Je n’aime pas beaucoup ça…

Au même titre que je n’aime pas les écrits injonctifs que l’on trouve dans les livres de développement personnel : « retrouvez le bonheur en trois étapes ! » ou autres facéties… Et bien non, j’ai pas envie. On ne me donne pas d’ordre comme ça ! Et même s’ils me promettent le bonheur ou qu’ils peuvent m’aider à retrouver les fragments d’amour que j’ai perdus, c’est non.
Je pense que c’est poser un voile pailleté sur les profondeurs de merdes obscures qu’il y a en nous, qui existent, qu’on le veuille ou non, et qui tâchent l’immaculé voile destiné à les masquer.
On appelle ça du déni. Le déni est une maigre solution, un trou où nous enfonçons la tête pendant que le réel nous donne un coup de pied dans le cul. C’est pourquoi, selon moi, le développement personnel n’est autre qu’un petit tour de passe-passe qui endort et asservit l’individu en soif de liberté. L’injonction à être libre restera avant tout une injonction.
Une certaine Julia De Funès semble en parler assez bien. De Funès, la petite fille-philosophe de Louis (oui, Louis, Lui-même !). Son ouvrage, « Le développement (im)personnel. Le succès de l’imposture », donne quelques éclaircissements sur ces phénomènes et la recrudescence actuelle des coachs en tout genre.
Je pense me le procurer après le confinement, mon dernier réquisitoire sur amazon m’obligeant à rester cohérente.
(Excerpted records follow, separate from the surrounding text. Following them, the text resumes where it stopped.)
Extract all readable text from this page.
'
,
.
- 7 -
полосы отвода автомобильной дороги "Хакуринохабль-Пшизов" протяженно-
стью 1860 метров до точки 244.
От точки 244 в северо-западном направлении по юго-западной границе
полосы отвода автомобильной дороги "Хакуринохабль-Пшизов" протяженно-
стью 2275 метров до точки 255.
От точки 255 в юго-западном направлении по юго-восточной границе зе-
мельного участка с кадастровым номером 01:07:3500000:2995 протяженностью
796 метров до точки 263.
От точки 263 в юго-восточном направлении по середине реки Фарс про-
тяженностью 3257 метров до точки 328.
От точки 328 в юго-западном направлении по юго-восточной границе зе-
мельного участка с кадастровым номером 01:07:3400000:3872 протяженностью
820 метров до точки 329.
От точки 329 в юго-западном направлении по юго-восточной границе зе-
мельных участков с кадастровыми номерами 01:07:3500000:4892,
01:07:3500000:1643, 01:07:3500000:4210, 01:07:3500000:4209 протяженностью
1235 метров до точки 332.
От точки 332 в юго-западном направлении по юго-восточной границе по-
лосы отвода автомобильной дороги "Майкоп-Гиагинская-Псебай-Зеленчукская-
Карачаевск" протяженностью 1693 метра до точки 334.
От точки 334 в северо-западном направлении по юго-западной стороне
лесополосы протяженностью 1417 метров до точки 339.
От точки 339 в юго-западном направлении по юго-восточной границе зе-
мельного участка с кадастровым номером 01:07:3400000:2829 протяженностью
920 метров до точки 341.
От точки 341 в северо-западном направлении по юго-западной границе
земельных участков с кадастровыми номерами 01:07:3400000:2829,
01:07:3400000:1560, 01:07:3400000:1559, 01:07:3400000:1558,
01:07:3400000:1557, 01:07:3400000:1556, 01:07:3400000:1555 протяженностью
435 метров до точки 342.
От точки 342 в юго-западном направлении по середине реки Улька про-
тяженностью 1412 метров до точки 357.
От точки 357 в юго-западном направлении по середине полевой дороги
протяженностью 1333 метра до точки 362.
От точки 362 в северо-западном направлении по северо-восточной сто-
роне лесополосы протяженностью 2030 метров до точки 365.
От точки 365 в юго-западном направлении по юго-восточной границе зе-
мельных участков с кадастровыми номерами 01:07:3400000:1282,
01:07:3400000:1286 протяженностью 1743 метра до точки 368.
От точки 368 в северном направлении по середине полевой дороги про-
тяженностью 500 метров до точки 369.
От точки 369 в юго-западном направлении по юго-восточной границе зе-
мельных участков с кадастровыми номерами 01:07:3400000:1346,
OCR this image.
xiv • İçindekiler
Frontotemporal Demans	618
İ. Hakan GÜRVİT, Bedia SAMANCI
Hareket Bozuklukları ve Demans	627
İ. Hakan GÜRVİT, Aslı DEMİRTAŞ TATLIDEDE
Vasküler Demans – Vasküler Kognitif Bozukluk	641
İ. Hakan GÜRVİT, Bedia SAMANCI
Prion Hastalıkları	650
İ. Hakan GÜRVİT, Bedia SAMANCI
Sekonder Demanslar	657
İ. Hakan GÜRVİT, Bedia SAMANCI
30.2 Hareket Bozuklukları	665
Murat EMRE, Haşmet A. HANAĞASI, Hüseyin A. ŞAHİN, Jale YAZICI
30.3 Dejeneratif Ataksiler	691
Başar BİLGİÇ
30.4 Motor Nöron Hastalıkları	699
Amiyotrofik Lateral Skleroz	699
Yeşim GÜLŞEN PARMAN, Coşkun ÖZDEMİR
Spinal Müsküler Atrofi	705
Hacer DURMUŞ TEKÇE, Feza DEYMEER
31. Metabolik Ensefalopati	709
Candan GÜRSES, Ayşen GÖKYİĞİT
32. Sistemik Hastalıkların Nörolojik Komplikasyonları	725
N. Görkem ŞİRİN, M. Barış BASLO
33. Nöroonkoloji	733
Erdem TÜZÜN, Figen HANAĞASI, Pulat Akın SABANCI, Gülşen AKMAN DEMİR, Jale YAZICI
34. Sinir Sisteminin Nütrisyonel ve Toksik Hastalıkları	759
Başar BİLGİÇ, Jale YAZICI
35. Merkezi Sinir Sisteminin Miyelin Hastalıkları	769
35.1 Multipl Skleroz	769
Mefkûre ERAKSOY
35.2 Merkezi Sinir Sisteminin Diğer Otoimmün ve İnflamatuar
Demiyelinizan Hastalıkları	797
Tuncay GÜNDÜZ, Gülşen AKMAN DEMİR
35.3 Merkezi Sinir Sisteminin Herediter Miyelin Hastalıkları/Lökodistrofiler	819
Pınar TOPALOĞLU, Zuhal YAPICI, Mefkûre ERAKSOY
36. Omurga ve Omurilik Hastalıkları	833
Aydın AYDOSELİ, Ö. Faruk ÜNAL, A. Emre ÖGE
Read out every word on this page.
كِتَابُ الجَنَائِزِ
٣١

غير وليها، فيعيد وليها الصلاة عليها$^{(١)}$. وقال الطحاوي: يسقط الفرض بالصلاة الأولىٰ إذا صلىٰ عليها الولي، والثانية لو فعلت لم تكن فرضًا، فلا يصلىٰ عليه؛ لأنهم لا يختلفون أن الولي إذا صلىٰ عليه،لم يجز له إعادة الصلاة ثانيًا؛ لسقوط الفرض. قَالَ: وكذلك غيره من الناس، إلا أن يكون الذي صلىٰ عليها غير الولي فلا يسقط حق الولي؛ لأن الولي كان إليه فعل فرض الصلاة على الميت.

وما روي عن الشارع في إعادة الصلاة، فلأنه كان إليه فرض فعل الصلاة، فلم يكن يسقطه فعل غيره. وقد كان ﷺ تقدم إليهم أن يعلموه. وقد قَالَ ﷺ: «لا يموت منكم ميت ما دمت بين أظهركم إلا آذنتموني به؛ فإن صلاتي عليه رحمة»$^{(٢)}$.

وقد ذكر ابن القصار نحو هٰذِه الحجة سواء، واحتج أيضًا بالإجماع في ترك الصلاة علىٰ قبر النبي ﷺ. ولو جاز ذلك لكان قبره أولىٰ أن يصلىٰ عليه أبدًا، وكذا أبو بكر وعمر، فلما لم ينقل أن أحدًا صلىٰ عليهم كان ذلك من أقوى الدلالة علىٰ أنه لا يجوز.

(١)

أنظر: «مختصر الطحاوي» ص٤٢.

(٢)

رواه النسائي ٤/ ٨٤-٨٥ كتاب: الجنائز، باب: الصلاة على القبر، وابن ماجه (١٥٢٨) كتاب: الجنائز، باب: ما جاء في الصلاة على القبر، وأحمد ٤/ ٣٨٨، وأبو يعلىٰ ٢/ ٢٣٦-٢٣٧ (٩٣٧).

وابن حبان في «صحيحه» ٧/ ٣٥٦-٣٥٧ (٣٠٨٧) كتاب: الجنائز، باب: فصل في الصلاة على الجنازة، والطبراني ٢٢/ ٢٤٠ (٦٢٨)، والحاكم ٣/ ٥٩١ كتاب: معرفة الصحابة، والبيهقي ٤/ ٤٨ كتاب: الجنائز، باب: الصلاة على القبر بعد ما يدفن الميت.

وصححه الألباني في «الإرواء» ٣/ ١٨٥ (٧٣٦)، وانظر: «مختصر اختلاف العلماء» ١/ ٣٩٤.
Mais dans ces folles journées d’intrigues surprenantes, le plus stimulant pour moi reste la fabrication du site internet dédié à mes écrits ethnologiques sur la maison Mimir. J’y présente le livre, j’explique ce qu’est cette association et je mets en place l’intrigue et les personnages qui ont participé à l’élaboration du récit. Ils sont neuf. Les neuf ont accepté de paraître sans être anonymes.
Ainsi, j’ai passé la majeure partie de ma journée à téléphoner à toutes ces personnes et à espérer qu’elles ne trouvent pas à redire sur ma démarche.
Sur le site, j’ai aussi ajouté les articles de mon journal palpitant de confinement, que par la suite je ne diffuserai qu’ici.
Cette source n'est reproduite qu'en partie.